Bin kere okumak değil, bir kere yapmak
İnsanlar okuyorlar (mı?), dinliyorlar, konuşuyorlar… Binlerce söz kelime; ilâhî olanı var, beşeri olanı var; bütün bunlar bir eğlence, bir vakit geçirme, bildiğini onaylatma, sevap kazanma gibi amaçlara...
İnsanlar okuyorlar (mı?), dinliyorlar, konuşuyorlar… Binlerce söz kelime; ilâhî olanı var, beşeri olanı var; bütün bunlar bir eğlence, bir vakit geçirme, bildiğini onaylatma, sevap kazanma gibi amaçlara yönelik oluyor, halbuki bilmekten maksat doğru ve
iki cihan için faydalı olanı yapmak olmalı değil midir?

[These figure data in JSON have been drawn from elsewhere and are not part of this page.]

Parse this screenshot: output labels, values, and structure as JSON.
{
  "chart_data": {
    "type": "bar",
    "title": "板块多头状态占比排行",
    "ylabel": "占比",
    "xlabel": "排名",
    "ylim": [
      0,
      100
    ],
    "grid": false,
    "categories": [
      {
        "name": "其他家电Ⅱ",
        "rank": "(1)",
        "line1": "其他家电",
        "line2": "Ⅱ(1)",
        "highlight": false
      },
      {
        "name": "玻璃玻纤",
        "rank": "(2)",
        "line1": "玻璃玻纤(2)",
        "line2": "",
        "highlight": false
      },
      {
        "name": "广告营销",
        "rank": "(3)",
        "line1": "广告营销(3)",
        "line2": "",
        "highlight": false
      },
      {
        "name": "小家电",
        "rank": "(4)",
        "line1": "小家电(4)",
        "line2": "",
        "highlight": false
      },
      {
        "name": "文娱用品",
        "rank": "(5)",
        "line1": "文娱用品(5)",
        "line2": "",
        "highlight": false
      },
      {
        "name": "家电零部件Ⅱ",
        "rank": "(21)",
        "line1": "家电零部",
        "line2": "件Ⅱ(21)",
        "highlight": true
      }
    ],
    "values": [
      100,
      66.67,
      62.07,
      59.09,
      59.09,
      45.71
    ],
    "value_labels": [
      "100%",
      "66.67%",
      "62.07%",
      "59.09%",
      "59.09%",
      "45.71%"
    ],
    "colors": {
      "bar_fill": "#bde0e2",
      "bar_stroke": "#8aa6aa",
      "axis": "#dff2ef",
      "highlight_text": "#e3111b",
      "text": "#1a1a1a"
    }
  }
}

İnsan duyduğu ve bildiği doğruya göre hareket etmezse bunun sorumluluğu daha çok olmaz mı?
Olur!
En hayırlı ve ecirli okuma şüphesiz Allah Teâlâ’nın Kelamı’nı okumaktır; evet bu, anlamadan okumanın da faydası/sevabı vardır, ama bu sevap okusunlar, anlasınlar ve yapsınlar diye verilen bir teşviktir; teşviki alıp gereğini yapmamak olur mu, yakışır mı?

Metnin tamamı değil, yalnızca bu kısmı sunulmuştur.